The K-7 was a high wing glider and its most interesting feature was the 5 degree forward sweep of the leading edge of the wing. Both the fuselage and wing were covered with doped fabric and the tandem seat cockpit had dual controls with a single piece perspex canopy. The glider had been positioned at the national highway end and the tow cable was attached. Hannah and Mr Batliwalla walked to the glider for the inaugural flight of the K-7 at Bangalore and strapped up. Hannah sat in front, put on a pair of sun glasses and was clearly in command. The weather was fine with only a light wind and soon the winch launch began. The tow cable must have been released by Hannah at about 800 feet agl. She turned on to the reciprocal heading and dived fairly steeply towards the watching crowd of about 25 people. At about 500 feet agl she pulled up for a loop and on completing the loop banked steeply to the right and smoothly reversed into a high wingover to the left and lost height. The glider was now on final approach for landing and we saw her skimming the fence with the dive brakes open and execute a smooth touch down on the mono wheel under the fuselage. The gathering of BGC personnel and NCC cadets broke into a round of applause as everyone was impressed by this brief display of skill and showmanship. The glider had rolled some distance away and the BGC jeep went to pick up the pilots. Unfortunately I could not wait any longer as I had a lecture to attend at the college and had to reluctantly head back. Not many in Bangalore took note of Hannah's visit! Very few knew she was the only woman to have been decorated with the Iron Cross First Class by Hitler.

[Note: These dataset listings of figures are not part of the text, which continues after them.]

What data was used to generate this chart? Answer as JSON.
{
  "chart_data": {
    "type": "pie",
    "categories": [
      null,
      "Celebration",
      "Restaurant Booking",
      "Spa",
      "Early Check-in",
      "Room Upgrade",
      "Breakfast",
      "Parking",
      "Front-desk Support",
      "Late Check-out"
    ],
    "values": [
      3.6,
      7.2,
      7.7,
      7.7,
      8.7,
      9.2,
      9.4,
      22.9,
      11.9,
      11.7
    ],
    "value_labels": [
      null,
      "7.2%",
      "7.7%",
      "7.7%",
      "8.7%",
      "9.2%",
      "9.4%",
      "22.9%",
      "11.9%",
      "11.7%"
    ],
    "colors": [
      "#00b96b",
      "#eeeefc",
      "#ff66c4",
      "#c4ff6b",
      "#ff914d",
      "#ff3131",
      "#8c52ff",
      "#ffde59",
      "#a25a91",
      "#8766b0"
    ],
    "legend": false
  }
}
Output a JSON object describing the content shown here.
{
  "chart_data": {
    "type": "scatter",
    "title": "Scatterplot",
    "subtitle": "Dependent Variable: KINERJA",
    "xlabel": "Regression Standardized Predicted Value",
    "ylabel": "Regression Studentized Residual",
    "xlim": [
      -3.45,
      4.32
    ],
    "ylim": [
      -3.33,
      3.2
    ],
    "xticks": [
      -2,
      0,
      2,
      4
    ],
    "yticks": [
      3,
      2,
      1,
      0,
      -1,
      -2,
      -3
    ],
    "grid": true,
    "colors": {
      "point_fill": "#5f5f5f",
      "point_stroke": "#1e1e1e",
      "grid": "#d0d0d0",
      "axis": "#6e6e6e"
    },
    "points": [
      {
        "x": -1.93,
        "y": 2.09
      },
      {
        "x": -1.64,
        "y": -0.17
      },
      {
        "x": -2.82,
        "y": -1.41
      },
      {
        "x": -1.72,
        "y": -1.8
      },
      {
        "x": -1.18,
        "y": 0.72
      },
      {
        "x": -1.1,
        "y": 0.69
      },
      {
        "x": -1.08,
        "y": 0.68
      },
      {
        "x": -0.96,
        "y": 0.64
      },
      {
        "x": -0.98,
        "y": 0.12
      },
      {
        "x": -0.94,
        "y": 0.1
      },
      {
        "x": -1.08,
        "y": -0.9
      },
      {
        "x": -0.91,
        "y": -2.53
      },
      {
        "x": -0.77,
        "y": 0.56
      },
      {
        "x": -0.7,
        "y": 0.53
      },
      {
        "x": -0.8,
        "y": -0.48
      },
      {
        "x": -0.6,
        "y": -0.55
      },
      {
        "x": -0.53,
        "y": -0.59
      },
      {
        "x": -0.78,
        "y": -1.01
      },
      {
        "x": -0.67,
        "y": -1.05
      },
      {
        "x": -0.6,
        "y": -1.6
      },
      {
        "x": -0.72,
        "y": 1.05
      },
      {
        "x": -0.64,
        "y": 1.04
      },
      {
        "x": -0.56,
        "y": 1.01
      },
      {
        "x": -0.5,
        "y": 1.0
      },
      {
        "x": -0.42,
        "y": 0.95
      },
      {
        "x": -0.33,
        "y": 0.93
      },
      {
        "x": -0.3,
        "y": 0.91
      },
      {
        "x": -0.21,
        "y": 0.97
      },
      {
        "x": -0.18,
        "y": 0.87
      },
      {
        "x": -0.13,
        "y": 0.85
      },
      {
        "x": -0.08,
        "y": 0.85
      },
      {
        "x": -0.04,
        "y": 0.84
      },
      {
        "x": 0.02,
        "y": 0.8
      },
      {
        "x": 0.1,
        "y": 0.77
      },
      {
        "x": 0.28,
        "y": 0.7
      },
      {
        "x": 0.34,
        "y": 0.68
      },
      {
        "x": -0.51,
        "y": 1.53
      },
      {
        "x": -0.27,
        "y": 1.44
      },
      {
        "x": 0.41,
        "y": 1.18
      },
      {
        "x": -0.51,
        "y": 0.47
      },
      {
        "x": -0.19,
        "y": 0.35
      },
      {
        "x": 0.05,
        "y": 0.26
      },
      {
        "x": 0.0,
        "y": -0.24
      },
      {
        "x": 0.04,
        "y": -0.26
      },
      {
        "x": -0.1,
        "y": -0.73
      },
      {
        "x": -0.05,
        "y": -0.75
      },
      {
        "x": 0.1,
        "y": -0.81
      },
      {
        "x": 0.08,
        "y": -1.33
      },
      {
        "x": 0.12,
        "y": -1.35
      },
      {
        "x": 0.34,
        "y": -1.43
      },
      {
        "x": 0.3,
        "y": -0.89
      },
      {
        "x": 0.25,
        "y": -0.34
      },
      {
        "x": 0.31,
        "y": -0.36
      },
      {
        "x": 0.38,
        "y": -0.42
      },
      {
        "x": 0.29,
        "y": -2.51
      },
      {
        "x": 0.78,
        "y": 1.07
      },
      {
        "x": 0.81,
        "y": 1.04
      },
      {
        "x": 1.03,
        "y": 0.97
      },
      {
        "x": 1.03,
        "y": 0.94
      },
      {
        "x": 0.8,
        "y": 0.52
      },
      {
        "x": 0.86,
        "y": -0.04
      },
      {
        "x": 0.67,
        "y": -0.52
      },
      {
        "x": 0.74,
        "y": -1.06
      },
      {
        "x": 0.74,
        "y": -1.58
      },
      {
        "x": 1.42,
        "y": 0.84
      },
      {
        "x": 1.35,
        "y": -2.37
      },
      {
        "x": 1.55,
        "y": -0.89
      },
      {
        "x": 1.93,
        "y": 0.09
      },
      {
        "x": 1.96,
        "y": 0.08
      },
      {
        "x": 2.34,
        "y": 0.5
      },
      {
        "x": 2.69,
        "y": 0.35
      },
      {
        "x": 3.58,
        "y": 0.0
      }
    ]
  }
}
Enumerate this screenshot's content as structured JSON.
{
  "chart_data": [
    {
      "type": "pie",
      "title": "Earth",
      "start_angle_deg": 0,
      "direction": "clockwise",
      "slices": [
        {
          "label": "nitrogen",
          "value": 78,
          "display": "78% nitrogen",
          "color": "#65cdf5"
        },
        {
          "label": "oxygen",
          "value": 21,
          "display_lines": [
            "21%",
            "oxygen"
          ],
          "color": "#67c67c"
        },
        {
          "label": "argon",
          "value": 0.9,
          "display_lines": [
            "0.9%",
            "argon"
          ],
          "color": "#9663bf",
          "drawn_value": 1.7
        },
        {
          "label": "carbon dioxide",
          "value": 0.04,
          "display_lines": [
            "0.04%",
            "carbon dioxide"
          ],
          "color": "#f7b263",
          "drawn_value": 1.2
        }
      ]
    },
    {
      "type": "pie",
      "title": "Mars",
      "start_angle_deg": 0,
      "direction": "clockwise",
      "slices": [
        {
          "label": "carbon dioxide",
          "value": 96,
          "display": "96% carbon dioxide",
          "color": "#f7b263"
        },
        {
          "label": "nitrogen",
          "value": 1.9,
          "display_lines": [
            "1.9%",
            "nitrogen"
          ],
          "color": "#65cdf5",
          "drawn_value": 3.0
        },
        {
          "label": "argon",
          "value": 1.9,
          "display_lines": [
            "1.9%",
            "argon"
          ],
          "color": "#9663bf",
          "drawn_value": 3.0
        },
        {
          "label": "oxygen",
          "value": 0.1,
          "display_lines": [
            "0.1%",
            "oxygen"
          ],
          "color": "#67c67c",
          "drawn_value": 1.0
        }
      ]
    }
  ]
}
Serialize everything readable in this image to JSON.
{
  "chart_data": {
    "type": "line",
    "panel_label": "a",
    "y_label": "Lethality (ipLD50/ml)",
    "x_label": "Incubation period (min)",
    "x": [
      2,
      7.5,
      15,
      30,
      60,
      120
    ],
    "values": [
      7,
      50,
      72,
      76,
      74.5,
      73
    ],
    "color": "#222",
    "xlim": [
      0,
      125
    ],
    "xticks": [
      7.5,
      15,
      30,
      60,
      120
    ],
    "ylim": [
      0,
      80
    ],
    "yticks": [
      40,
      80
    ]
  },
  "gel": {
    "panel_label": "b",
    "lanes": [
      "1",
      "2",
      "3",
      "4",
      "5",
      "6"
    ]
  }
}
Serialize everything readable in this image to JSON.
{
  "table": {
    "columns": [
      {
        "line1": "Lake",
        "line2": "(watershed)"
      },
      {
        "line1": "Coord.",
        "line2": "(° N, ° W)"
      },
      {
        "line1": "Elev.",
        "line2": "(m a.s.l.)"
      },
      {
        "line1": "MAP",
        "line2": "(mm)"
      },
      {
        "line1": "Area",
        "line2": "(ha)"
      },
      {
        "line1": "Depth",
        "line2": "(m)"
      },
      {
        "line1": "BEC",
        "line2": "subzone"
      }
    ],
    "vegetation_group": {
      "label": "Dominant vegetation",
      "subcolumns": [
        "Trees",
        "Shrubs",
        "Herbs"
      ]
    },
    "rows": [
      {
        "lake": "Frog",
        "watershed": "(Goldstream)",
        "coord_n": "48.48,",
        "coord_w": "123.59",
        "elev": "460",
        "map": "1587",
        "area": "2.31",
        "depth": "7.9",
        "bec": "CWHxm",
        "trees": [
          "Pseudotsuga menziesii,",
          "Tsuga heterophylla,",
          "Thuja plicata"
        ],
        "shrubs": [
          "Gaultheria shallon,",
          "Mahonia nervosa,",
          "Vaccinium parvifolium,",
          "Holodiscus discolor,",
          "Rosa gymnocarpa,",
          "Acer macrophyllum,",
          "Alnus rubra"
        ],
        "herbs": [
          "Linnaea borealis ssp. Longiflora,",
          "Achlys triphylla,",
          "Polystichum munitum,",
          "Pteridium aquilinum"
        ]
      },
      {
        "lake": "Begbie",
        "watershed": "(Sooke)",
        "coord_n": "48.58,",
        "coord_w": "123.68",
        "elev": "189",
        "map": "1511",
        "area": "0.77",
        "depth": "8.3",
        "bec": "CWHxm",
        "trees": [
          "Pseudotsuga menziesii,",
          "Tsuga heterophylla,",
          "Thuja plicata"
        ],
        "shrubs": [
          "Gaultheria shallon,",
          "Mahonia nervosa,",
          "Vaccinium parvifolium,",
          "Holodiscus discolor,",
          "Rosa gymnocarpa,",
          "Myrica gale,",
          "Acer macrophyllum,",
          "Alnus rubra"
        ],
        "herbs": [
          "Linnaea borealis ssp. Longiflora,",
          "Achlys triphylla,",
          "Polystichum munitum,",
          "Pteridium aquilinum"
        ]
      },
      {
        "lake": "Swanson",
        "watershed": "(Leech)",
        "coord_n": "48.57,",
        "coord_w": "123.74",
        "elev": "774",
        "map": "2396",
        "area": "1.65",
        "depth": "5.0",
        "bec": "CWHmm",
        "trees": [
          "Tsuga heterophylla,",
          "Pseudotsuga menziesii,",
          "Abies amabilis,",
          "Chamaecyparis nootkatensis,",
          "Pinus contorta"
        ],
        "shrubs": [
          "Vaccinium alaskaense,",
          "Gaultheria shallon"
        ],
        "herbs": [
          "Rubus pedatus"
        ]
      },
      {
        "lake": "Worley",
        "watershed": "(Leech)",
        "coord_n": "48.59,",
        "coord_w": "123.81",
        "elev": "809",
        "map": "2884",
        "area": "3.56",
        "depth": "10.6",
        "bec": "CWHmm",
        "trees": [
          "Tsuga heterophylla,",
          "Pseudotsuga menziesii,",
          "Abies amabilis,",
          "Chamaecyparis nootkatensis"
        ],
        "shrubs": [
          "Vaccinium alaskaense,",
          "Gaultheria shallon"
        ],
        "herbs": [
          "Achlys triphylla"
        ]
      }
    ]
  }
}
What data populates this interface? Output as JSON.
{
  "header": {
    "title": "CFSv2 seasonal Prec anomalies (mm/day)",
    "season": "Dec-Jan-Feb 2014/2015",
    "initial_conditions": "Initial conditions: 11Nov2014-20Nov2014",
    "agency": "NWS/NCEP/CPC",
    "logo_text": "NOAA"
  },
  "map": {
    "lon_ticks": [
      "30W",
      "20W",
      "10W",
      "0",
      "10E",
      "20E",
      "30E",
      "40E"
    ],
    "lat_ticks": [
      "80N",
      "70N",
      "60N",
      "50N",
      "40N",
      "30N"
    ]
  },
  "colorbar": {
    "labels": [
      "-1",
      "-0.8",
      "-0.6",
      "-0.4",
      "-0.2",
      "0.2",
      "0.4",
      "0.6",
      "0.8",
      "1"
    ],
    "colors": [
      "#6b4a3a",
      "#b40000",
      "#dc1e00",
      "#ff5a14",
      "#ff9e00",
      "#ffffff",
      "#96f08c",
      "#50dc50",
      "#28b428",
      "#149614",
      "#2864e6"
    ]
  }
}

A year later in November 1960 soon after I had appeared for the Air Force entrance examination I was able to get a launch in the K-7 with my NCC friend who had been cleared to carry passengers. Even with my limited gliding experience I could make out that the sink rate of the K-7 was much less than that of the Slingsby T-21B.
The Bangalore Gliding club moved to a location south of Pune by the mid 1960's but I was told that the K-7 was damaged beyond economical repair in an accident before the move.
Seeing Hanna Reitsch in real life is a memory which has stayed fresh in my mind all these years.